Will the Privateer Press HQ only be available through organized play, or will it be sold separately at some point?

As of now the Privateer Press HQ is just a tournament prize. It doesn’t have any special rules of its own, but takes the place of the standard Corporate Headquarters that is in the first wave of buildings.

The agendas and factions have been tweaked a bit for the new game to allow for better 2 on 2 monster fights. Can you get into a little bit of detail on those tweaks?

We’ve opened up army construction a lot. When you build an army it is either a Protectors or Destroyers force. At launch that means you’ll buy one of those Agenda starters. Before the end of the year there will be releases for three Factions from each Agenda.

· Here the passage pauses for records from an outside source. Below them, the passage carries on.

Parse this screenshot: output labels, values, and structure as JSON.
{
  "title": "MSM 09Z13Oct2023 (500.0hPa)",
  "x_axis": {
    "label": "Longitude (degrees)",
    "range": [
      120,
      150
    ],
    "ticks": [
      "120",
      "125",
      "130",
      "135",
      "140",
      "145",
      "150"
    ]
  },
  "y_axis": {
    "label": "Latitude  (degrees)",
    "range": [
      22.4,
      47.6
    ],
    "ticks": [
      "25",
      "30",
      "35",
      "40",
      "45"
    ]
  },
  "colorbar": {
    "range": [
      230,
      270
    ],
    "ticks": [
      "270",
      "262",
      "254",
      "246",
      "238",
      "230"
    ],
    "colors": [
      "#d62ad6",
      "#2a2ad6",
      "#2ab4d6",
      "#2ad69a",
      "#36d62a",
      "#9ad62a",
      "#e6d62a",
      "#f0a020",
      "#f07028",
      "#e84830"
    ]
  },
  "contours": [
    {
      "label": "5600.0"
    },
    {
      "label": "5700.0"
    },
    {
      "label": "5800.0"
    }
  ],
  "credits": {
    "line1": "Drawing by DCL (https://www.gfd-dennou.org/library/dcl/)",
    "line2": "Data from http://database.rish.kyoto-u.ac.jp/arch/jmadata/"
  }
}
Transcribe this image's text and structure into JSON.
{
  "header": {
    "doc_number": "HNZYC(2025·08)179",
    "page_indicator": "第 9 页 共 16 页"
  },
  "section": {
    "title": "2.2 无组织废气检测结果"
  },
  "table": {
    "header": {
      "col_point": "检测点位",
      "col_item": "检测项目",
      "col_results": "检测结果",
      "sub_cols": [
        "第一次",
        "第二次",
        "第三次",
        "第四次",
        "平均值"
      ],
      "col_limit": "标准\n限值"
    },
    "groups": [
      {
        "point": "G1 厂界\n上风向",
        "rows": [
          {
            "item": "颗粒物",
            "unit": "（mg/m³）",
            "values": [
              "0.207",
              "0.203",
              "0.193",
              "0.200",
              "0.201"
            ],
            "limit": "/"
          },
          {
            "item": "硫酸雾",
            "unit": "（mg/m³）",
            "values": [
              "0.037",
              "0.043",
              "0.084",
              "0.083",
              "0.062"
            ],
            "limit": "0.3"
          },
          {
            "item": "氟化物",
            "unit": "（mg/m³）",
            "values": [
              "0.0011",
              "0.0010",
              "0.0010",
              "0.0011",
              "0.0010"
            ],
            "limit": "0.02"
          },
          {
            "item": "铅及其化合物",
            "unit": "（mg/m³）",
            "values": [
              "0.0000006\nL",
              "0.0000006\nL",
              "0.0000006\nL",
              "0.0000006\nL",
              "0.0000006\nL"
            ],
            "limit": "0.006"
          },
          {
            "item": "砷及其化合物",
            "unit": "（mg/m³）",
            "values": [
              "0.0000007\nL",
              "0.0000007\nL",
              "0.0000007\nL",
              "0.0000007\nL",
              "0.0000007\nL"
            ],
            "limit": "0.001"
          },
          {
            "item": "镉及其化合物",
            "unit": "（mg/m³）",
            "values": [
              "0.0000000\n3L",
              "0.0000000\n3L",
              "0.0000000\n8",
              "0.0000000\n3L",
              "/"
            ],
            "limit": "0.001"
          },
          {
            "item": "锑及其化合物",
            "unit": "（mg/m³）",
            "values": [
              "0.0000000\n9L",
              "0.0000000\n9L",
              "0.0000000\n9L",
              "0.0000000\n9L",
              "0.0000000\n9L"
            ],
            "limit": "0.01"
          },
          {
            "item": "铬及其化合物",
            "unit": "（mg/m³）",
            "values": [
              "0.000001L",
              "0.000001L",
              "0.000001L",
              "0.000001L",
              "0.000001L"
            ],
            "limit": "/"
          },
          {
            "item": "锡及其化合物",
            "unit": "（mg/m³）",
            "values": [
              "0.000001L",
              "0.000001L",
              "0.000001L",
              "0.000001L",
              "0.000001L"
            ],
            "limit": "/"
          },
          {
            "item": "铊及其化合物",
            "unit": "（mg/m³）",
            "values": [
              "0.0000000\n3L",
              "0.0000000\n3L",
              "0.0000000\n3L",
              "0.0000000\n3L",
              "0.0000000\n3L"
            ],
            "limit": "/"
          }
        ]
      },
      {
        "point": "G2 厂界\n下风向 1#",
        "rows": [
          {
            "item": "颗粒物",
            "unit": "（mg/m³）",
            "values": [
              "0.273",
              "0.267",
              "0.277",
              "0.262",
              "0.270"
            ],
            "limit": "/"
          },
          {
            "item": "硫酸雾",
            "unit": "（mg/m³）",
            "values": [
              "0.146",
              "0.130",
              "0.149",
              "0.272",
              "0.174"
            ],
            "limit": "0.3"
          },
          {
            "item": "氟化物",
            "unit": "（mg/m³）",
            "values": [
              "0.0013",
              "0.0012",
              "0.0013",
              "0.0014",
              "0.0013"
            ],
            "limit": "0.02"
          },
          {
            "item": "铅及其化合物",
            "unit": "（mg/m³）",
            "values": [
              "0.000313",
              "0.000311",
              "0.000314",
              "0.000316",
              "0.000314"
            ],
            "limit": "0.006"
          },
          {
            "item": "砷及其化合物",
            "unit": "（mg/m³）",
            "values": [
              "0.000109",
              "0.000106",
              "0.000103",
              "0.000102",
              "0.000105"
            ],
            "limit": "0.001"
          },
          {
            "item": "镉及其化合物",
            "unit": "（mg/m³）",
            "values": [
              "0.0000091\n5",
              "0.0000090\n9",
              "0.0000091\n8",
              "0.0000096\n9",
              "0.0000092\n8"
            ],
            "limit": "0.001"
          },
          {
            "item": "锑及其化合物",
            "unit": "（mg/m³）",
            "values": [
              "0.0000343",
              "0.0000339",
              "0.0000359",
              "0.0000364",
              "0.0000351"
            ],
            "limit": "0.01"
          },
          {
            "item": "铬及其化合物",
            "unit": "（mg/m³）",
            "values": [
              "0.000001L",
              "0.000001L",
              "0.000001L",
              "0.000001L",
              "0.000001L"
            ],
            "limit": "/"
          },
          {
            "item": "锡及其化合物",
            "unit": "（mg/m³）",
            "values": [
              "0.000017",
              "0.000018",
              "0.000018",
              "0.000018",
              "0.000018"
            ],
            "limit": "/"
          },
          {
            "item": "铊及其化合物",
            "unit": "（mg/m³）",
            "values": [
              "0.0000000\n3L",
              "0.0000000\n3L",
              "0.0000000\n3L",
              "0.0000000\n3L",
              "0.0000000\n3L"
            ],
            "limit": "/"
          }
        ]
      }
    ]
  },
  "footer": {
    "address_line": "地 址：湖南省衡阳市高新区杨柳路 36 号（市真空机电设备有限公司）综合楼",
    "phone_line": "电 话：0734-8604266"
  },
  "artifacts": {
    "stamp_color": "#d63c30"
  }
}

The Protectors launch with the human forces of G.U.A.R.D. and then gain Shadow Sun Syndicate and Terrasaurs. The Destroyers get Planet Eaters first, then add Lords of Cthul and Martian Menace. Any model from the Factions in an Agenda can be added to your force. So you can mix the giant ninjas of Shadow Sun with the dinosaurs of Terrasaurs along with G.U.A.R.D. tanks if you want.

Some monsters have synergies with units in their Faction, but models from other Factions in an Agenda will complement each other well.

Maps play a huge part in how games of Monsterpocalypse play out. Do you know what (and how many) maps will be available before the end of the year?

Each starter comes with a double-sided map, so at launch there are two to choose from, Destruction Junction or Calamity Park. The Isle of Annihilation league, which can be ordered now, provides participating players a new map. As the game grows we’ll have other leagues with new maps and map products to expand options.

Do you have any news you’d like to share about Monsterpocalypse?

We’re working on a lot of exciting things for the future including new factions, but all of that is stuff that is a little too far away to talk about in specifics.

Thanks again to Oz for taking the time (twice, due to technical difficulties!) to do an interview with me. There’s still time left to pre-order a Monsterpocalypse starter at your friendly local gaming store. If you’re into miniatures, skirmish games, Kaiju, wrestling, or even the old Sim City games, I highly recommend that you give Monsterpocalypse a try. I think you’ll love it!